Question
Find an orthogonal basis of eigenvectors for the following matrix. The matrix has a repeated eigenvalue so you will need to use the Gram-Schmidt process.
$$\begin{bmatrix}5 & 4 & 2\\ 4 & 5 & 2 \\ 2 & 2 & 2 \end{bmatrix}$$
($\lambda = 1$ is a double eigenvalue.)
Answer
Well here's what I found for eigenvalues and eigenvectors –
For $\lambda = 1$ I found eigenvectors $\begin{bmatrix}-1 \\ 1 \\ 0 \end{bmatrix}$, $\begin{bmatrix}-1 \\ 0 \\ 2 \end{bmatrix}$
For $\lambda = 10$ I found eigenvector $\begin{bmatrix}2 \\ 2 \\ 1 \end{bmatrix}$
Now I can see that the eigenvectors of $\lambda = 1$ are not orthogonal to each other. But how do I do the rest of the question? It says to use the Gram-Schmidt process but if I use that on one of the vectors it will change it's orientation and it will no longer be an eigenvector. So how do I get an orthogonal basis while getting to keep the basis as eigenvectors?
Best Answer
The Gram-Schmidt process does not change the span. Since the span of the two eigenvectors associated to $\lambda=1$ is precisely the eigenspace corresponding to $\lambda=1$, if you apply Gram-Schmidt to those two vectors you will obtain a pair of vectors that are orthonormal, and that span the eigenspace; in particular, they will also be eigenvectors associated to $\lambda=1$.

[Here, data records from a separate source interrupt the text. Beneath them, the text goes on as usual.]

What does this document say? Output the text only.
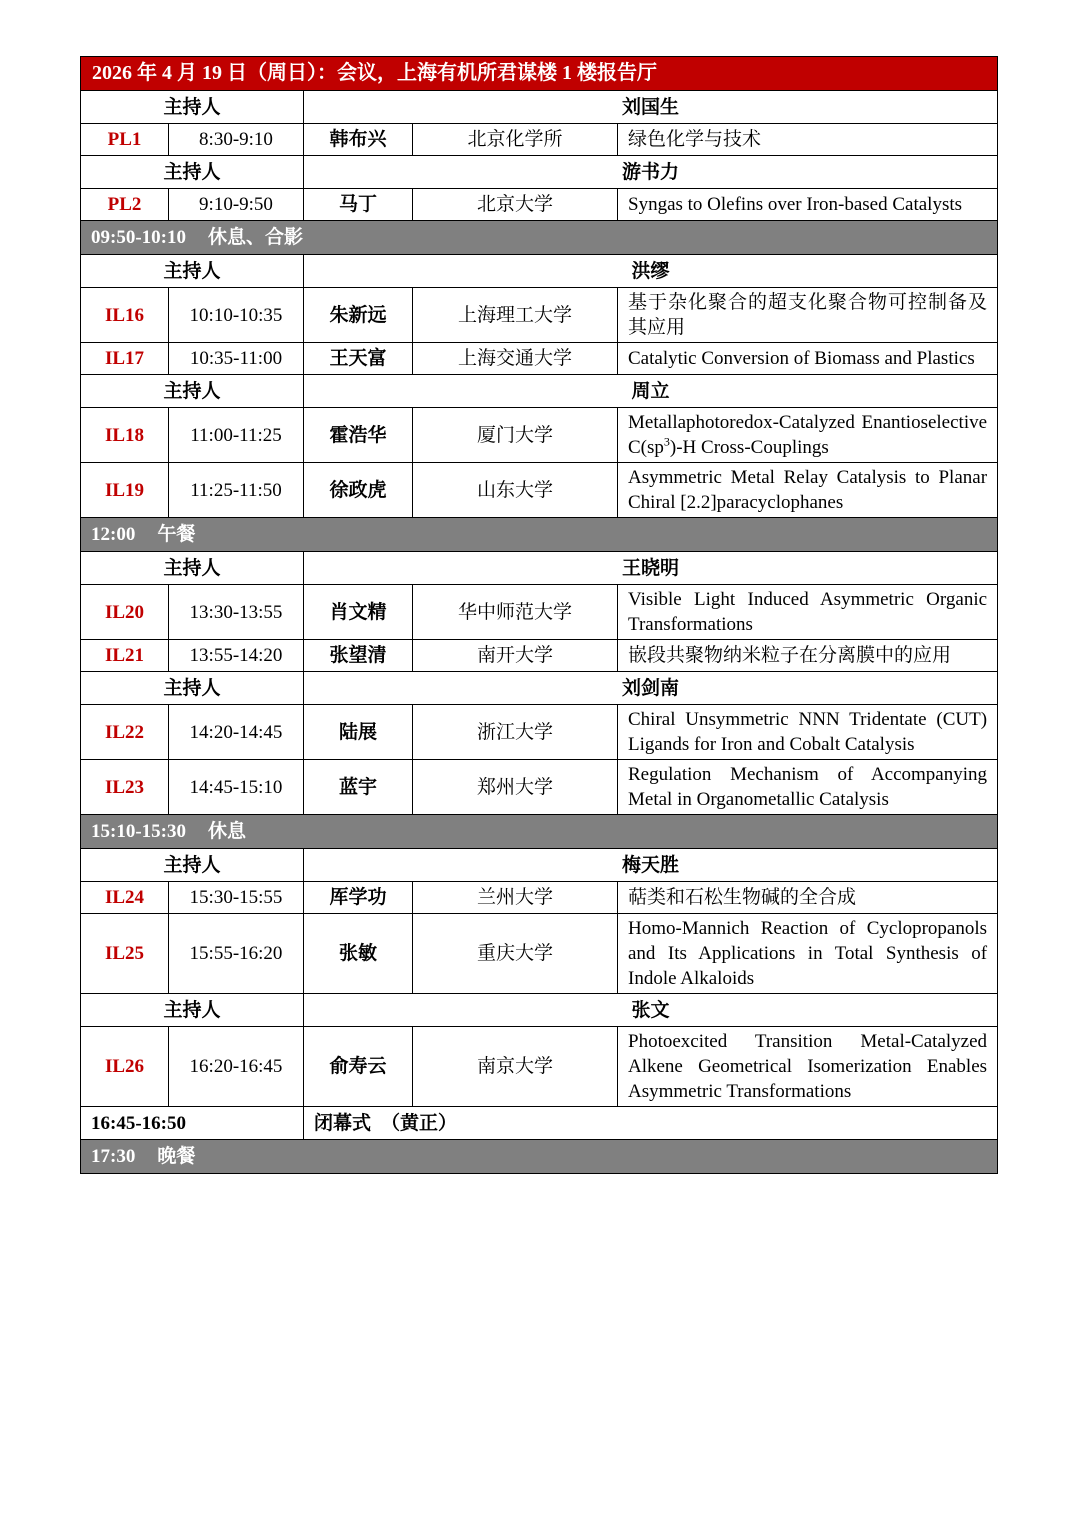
2026 年 4 月 19 日（周日）：会议，上海有机所君谋楼 1 楼报告厅				
主持人		刘国生		
PL1	8:30-9:10	韩布兴	北京化学所	绿色化学与技术
主持人		游书力		
PL2	9:10-9:50	马丁	北京大学	Syngas to Olefins over Iron-based Catalysts
09:50-10:10 休息、合影				
主持人		洪缪		
IL16	10:10-10:35	朱新远	上海理工大学	基于杂化聚合的超支化聚合物可控制备及其应用
IL17	10:35-11:00	王天富	上海交通大学	Catalytic Conversion of Biomass and Plastics
主持人		周立		
IL18	11:00-11:25	霍浩华	厦门大学	Metallaphotoredox-Catalyzed Enantioselective $C(sp^3)-H$ Cross-Couplings
IL19	11:25-11:50	徐政虎	山东大学	Asymmetric Metal Relay Catalysis to Planar Chiral [2.2]paracyclophanes
12:00 午餐				
主持人		王晓明		
IL20	13:30-13:55	肖文精	华中师范大学	Visible Light Induced Asymmetric Organic Transformations
IL21	13:55-14:20	张望清	南开大学	嵌段共聚物纳米粒子在分离膜中的应用
主持人		刘剑南		
IL22	14:20-14:45	陆展	浙江大学	Chiral Unsymmetric NNN Tridentate (CUT) Ligands for Iron and Cobalt Catalysis
IL23	14:45-15:10	蓝宇	郑州大学	Regulation Mechanism of Accompanying Metal in Organometallic Catalysis
15:10-15:30 休息				
主持人		梅天胜		
IL24	15:30-15:55	厍学功	兰州大学	萜类和石松生物碱的全合成
IL25	15:55-16:20	张敏	重庆大学	Homo-Mannich Reaction of Cyclopropanols and Its Applications in Total Synthesis of Indole Alkaloids
主持人		张文		
IL26	16:20-16:45	俞寿云	南京大学	Photoexcited Transition Metal-Catalyzed Alkene Geometrical Isomerization Enables Asymmetric Transformations
16:45-16:50		闭幕式 （黄正）		
17:30 晚餐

You can also see that the eigenvector corresponding to $\lambda=10$ is orthogonal to the other two eigenvectors, hence to the entire eigenspace they span. So the third eigenvector will already be orthogonal to the orthonormal basis you find for $E_{1}$. You'll just need to normalize it.
Note. You can always find an orthonormal basis for each eigenspace by using Gram-Schmidt on an arbitrary basis for the eigenspace (or for any subspace, for that matter). In general (that is, for arbitrary matrices that are diagonalizable) this will not produce an orthonormal basis of eigenvectors for the entire space; but since your matrix is symmetric, the eigenspaces are mutually orthogonal so the process will definitely work. In fact, a real matrix is orthogonally diagonalizable if and only if it is symmetric.